本作が特異なのは、原作小説と漫画版が“ほぼ別ルート”といえるほど異なる展開を歩んできた点にある。原作者・六志麻あさ氏が「小説版と漫画版で内容が99割程度違う」と語るように、漫画版は業務用餅氏による大胆な再解釈を経て高い評価を獲得。コミックスは18巻まで刊行され、単なるコミカライズの枠を超えた存在感を築いてきた。

今回のアニメ化発表では、小説・漫画・キャラクター原案が並列的に紹介され、それぞれから祝福コメントも到着。中でも業務用餅氏は「このアニメをやりたくてP.A.WORKSに入ったと言う方がおられて驚きました」と明かし、制作陣の異常な思い入れがうかがえる内容となっている。

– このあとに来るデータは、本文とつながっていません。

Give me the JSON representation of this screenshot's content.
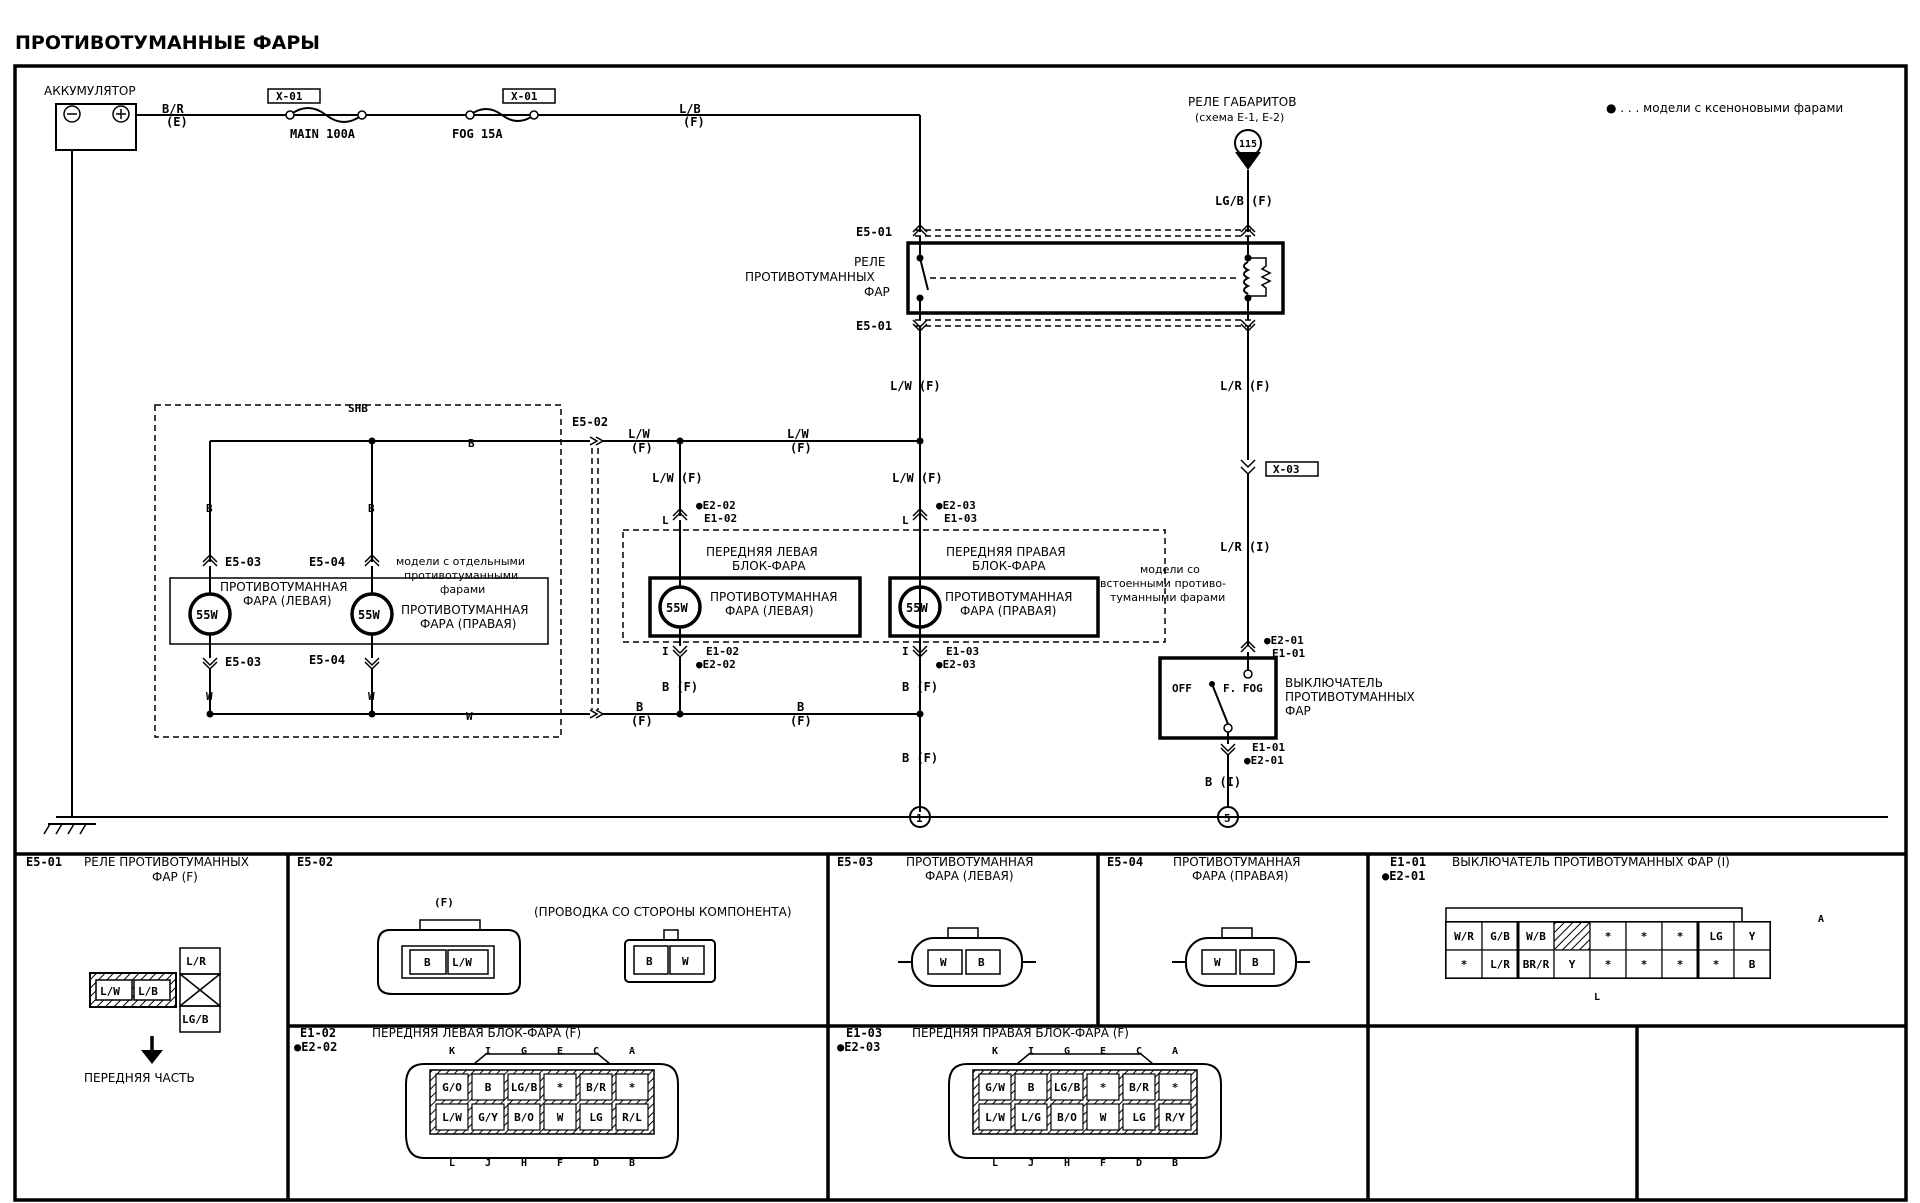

アニメはどの物語を選ぶのか?小説と漫画が分岐した異例のプロジェクト

アニメ化決定を受け、SNS上では早くも活発な議論が交わされている。最大の関心は「どのルートを描くのか」という点だ。小説版準拠か、漫画版準拠か、それともアニメ独自の“第3のルート”か。公式サイトやティザー映像の演出から方向性を読み取ろうとする動きも見られ、ファンの考察は早くも熱を帯びている。

媒体ごとに異なる物語を提示してきた『チー付与』。TVアニメという新たな表現の場で、どの選択がなされるのか。P.A.WORKSの手によって描かれる新たな姿に注目が集まる。